If you specify a kernel with the following property: $Cor(x_i, x_j) \to 1$ as $||t_i - t_j|| \to 0$, notice that you are enforcing continuity. Hence, if you simply use such a kernel, for example, the RBF, it must pass through all the points as there's no "noise" here at all.
Instead, if you decide to specify a kernel that does account for noise, for example: $k(t_i, t_j) = RBF(t_i, t_j) + \sigma^2 \mathcal I(t_i =t_j)$ (the WhiteKernel
in scikit-learn, also known as the White Noise kernel), then notice that, even if the two $t$s are close, their correlation isn't 1, i.e. there's some noise here. So the function is not expected to be continuous.
In fact, you can interpret using such a kernel as the traditional smooth RBF GP but with a noise term added on top:
$$X \sim \mathcal N(0, \Sigma_{RBF} + \sigma^2 \mathcal I) $$
$$\stackrel d= \mathcal N(0, \Sigma_{RBF}) + \mathcal N(0, \sigma^2 \mathcal I) $$
$$\Rightarrow X = \bar X +\epsilon$$
... where $\bar X$ is now a continuous GP. Notice how similar this is to the linear regression equation - the only difference really is that you're replacing the mean of the linear regression (which is a parametric line) to a non-parametric GP.
Best Answer
I believe you mean Gaussian processes rather than Bayesian optimisation. Bayesian optimisation is the use of Gaussian processes for global optimisation. Essentially you use the mean and variance of your posterior Gaussian process to balance the exploration and exploitation trade off in global optimisation (i.e. You want to fin the highest local point but you don't want to fall into local extrema).

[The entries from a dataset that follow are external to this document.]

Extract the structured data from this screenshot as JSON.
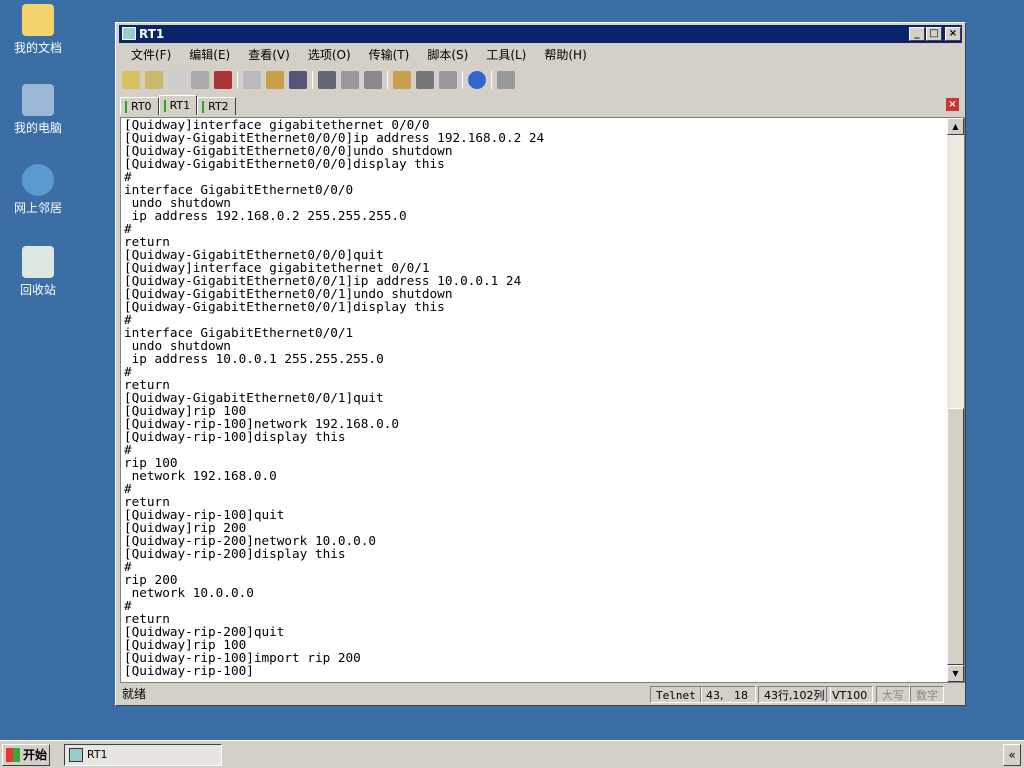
{
  "desktop": {
    "icons": [
      "我的文档",
      "我的电脑",
      "网上邻居",
      "回收站"
    ]
  },
  "window": {
    "title": "RT1",
    "controls": {
      "minimize": "_",
      "maximize": "□",
      "close": "×"
    }
  },
  "menu": [
    "文件(F)",
    "编辑(E)",
    "查看(V)",
    "选项(O)",
    "传输(T)",
    "脚本(S)",
    "工具(L)",
    "帮助(H)"
  ],
  "toolbar": [
    "connect-icon",
    "quick-connect-icon",
    "connect-tab-icon",
    "reconnect-icon",
    "disconnect-icon",
    "copy-icon",
    "paste-icon",
    "find-icon",
    "print-setup-icon",
    "print-selection-icon",
    "print-icon",
    "session-options-icon",
    "global-options-icon",
    "key-icon",
    "help-icon",
    "log-icon"
  ],
  "tabs": [
    {
      "label": "RT0"
    },
    {
      "label": "RT1"
    },
    {
      "label": "RT2"
    }
  ],
  "terminal": {
    "lines": [
      "[Quidway]interface gigabitethernet 0/0/0",
      "[Quidway-GigabitEthernet0/0/0]ip address 192.168.0.2 24",
      "[Quidway-GigabitEthernet0/0/0]undo shutdown",
      "[Quidway-GigabitEthernet0/0/0]display this",
      "#",
      "interface GigabitEthernet0/0/0",
      " undo shutdown",
      " ip address 192.168.0.2 255.255.255.0",
      "#",
      "return",
      "[Quidway-GigabitEthernet0/0/0]quit",
      "[Quidway]interface gigabitethernet 0/0/1",
      "[Quidway-GigabitEthernet0/0/1]ip address 10.0.0.1 24",
      "[Quidway-GigabitEthernet0/0/1]undo shutdown",
      "[Quidway-GigabitEthernet0/0/1]display this",
      "#",
      "interface GigabitEthernet0/0/1",
      " undo shutdown",
      " ip address 10.0.0.1 255.255.255.0",
      "#",
      "return",
      "[Quidway-GigabitEthernet0/0/1]quit",
      "[Quidway]rip 100",
      "[Quidway-rip-100]network 192.168.0.0",
      "[Quidway-rip-100]display this",
      "#",
      "rip 100",
      " network 192.168.0.0",
      "#",
      "return",
      "[Quidway-rip-100]quit",
      "[Quidway]rip 200",
      "[Quidway-rip-200]network 10.0.0.0",
      "[Quidway-rip-200]display this",
      "#",
      "rip 200",
      " network 10.0.0.0",
      "#",
      "return",
      "[Quidway-rip-200]quit",
      "[Quidway]rip 100",
      "[Quidway-rip-100]import rip 200",
      "[Quidway-rip-100]"
    ]
  },
  "status": {
    "ready": "就绪",
    "protocol": "Telnet",
    "cursor": "43,   18",
    "size": "43行,102列",
    "emulation": "VT100",
    "caps": "大写",
    "num": "数字"
  },
  "taskbar": {
    "start": "开始",
    "app": "RT1",
    "tray": "«"
  }
}
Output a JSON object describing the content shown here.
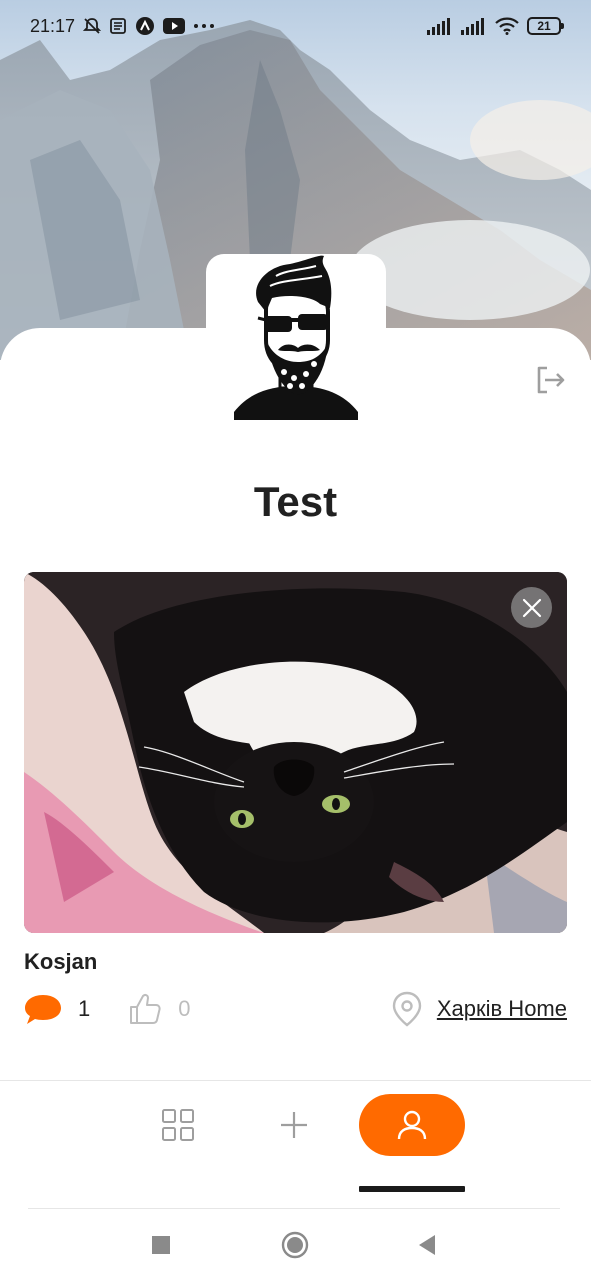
{
  "status_bar": {
    "time": "21:17",
    "icons": [
      "mute-bell-icon",
      "notes-icon",
      "app-icon",
      "youtube-icon",
      "more-dots-icon"
    ],
    "right_icons": [
      "signal-icon",
      "signal-icon",
      "wifi-icon"
    ],
    "battery": "21"
  },
  "profile": {
    "name": "Test",
    "avatar": "bearded-man-avatar",
    "logout_icon": "logout-icon"
  },
  "post": {
    "title": "Kosjan",
    "comments_count": "1",
    "likes_count": "0",
    "location": "Харків Home",
    "image": "cat-photo",
    "close_icon": "close-icon"
  },
  "colors": {
    "accent": "#ff6a00",
    "text": "#212121",
    "muted": "#bdbdbd"
  },
  "tabbar": {
    "items": [
      {
        "name": "grid",
        "icon": "grid-icon"
      },
      {
        "name": "add",
        "icon": "plus-icon"
      },
      {
        "name": "profile",
        "icon": "user-icon",
        "active": true
      }
    ]
  },
  "system_nav": [
    "recents-square-icon",
    "home-circle-icon",
    "back-triangle-icon"
  ]
}
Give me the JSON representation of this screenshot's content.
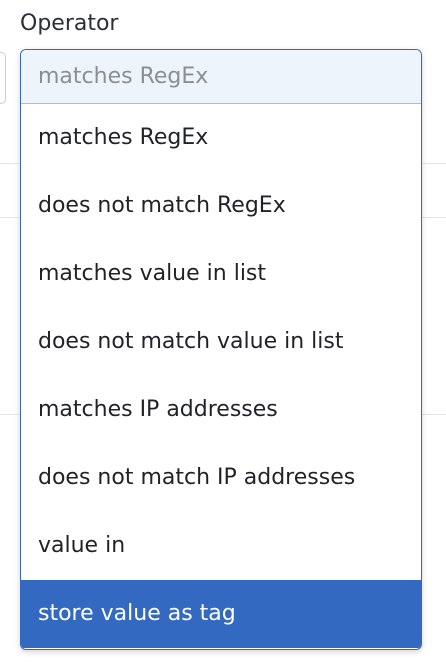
{
  "field": {
    "label": "Operator"
  },
  "select": {
    "current_value": "matches RegEx"
  },
  "options": [
    {
      "label": "matches RegEx"
    },
    {
      "label": "does not match RegEx"
    },
    {
      "label": "matches value in list"
    },
    {
      "label": "does not match value in list"
    },
    {
      "label": "matches IP addresses"
    },
    {
      "label": "does not match IP addresses"
    },
    {
      "label": "value in"
    },
    {
      "label": "store value as tag",
      "highlighted": true
    }
  ],
  "colors": {
    "highlight": "#3369c0",
    "border": "#3569c0",
    "current_bg": "#eef4fb"
  }
}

Gaussian processes have been around since the 60s as far as I'm aware and maybe even earlier than that. As such they have been used and modified in different fields. In geostatistics, which at one stage was dominated by the French research community, they became 'kriging' and many scaling approximations and kernels were derived specifically for geo-spatial low dimensional data.
In statistics and later machine learning they remained being referred to as Gaussian processes. Unfortunately this occasionally lead to people reinventing the wheel when it came to approximate approaches and theoretical analysis.
Now it's not uncommon that people use the terms interchangeably. For example Tom Nickson created a kronecker product sparse variation along approach Gaussian Processes which he called Blitz-Kriging.